Overview of Python String Operations

Sep 24, 2024

Lecture Notes: Python Data Type - Strings

Introduction to Python Strings

  • Strings are a data type in Python.
  • Characters enclosed in single or double quotes.
  • Applications in various fields, e.g., biology for sequences.

Creating Strings

  • Assign strings to variables using single or double quotes.
  • Example:
    my_string = "bioinformatics"
    

Printing Strings

  • Use print() function to display strings.
  • Can use direct string or variable.

String Case Conversion

  • Convert strings to lowercase or uppercase using:
    • string.lower() for lowercase.
    • string.upper() for uppercase.
  • Example:
    my_string.lower()
    my_string.upper()
    

Capitalizing Strings

  • Use string.capitalize() to capitalize the first letter.
  • Example:
    my_string.capitalize()
    

Finding Length of Strings

  • Use len() function to find the number of characters.
  • Space is counted as a character.
  • Example:
    len(my_string)
    

Checking Character Presence

  • Check if a character or substring is present using in keyword.
  • Use string.find() to find the index of a substring.

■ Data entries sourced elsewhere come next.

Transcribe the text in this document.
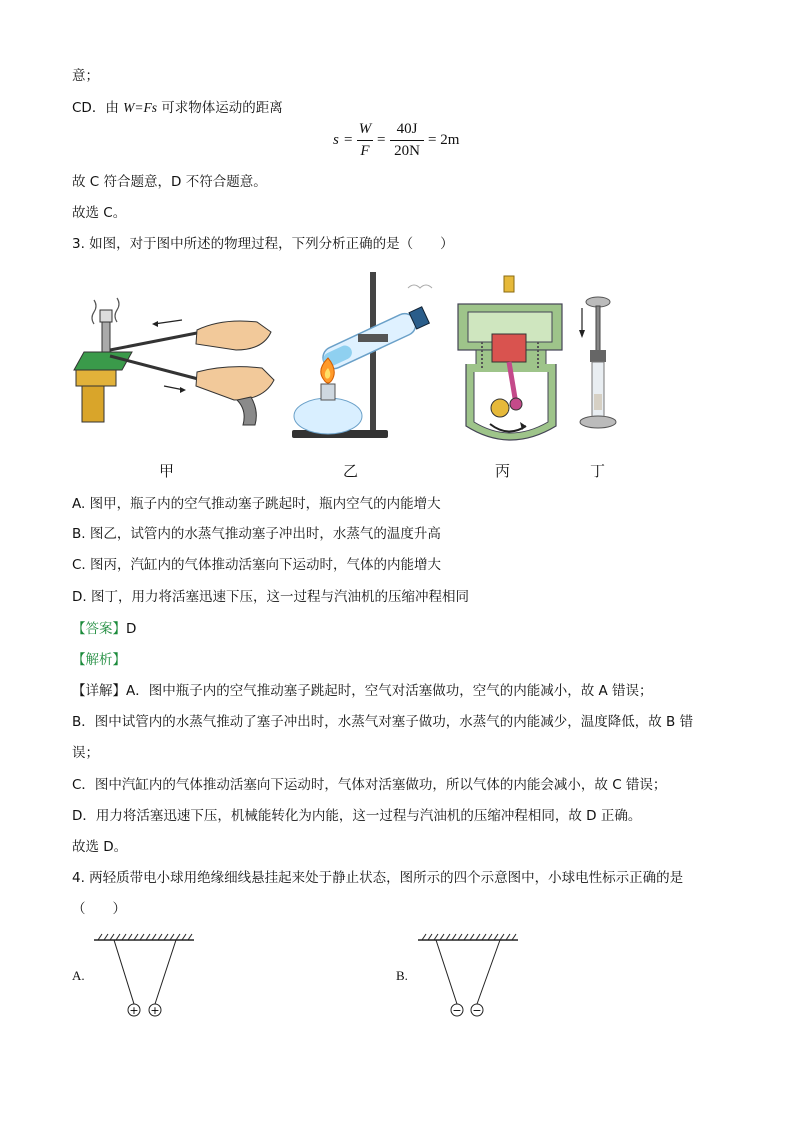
意；
CD．由 W=Fs 可求物体运动的距离
s =
W
F
=
40J
20N
= 2m
故 C 符合题意，D 不符合题意。
故选 C。
3. 如图，对于图中所述的物理过程，下列分析正确的是（　　）
甲	乙	丙	丁
A. 图甲，瓶子内的空气推动塞子跳起时，瓶内空气的内能增大
B. 图乙，试管内的水蒸气推动塞子冲出时，水蒸气的温度升高
C. 图丙，汽缸内的气体推动活塞向下运动时，气体的内能增大
D. 图丁，用力将活塞迅速下压，这一过程与汽油机的压缩冲程相同
【答案】D
【解析】
【详解】A．图中瓶子内的空气推动塞子跳起时，空气对活塞做功，空气的内能减小，故 A 错误；
B．图中试管内的水蒸气推动了塞子冲出时，水蒸气对塞子做功，水蒸气的内能减少，温度降低，故 B 错
误；
C．图中汽缸内的气体推动活塞向下运动时，气体对活塞做功，所以气体的内能会减小，故 C 错误；
D．用力将活塞迅速下压，机械能转化为内能，这一过程与汽油机的压缩冲程相同，故 D 正确。
故选 D。
4. 两轻质带电小球用绝缘细线悬挂起来处于静止状态，图所示的四个示意图中，小球电性标示正确的是
（　　）
A.
+ +
B.
− −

Counting Characters or Substrings

  • Use string.count() to count occurrences.
  • Example:
    my_string.count("o")
    

Replacing Characters or Substrings

  • Use string.replace(old, new) to replace parts of a string.
  • Example:
    my_string.replace("old", "new")
    

Combining Strings

  • Concatenation using + operator or string formatting.
  • Example:
    full_name = first_name + " " + last_name
    

String Formatting

  • Use placeholders %s or str.format() for formatting.
  • Example:
    "Hello, %s!" % name
    "Hello, {}!".format(name)
    

Indexing and Slicing

  • Access parts of strings using indexes.
  • Python indexing starts at 0.
  • Use slicing [start:end:step].
  • Negative indexing counts from the end.

Practical Applications in Bioinformatics

  • DNA sequences as strings.
  • Calculating GC content using string operations.
  • Example for GC content:
    gc = dna.count('G') + dna.count('C')
    gc_percent = (gc / len(dna)) * 100
    

Exercises

  • Example problems related to string manipulations.
  • Finding nucleotide positions, counting occurrences, etc.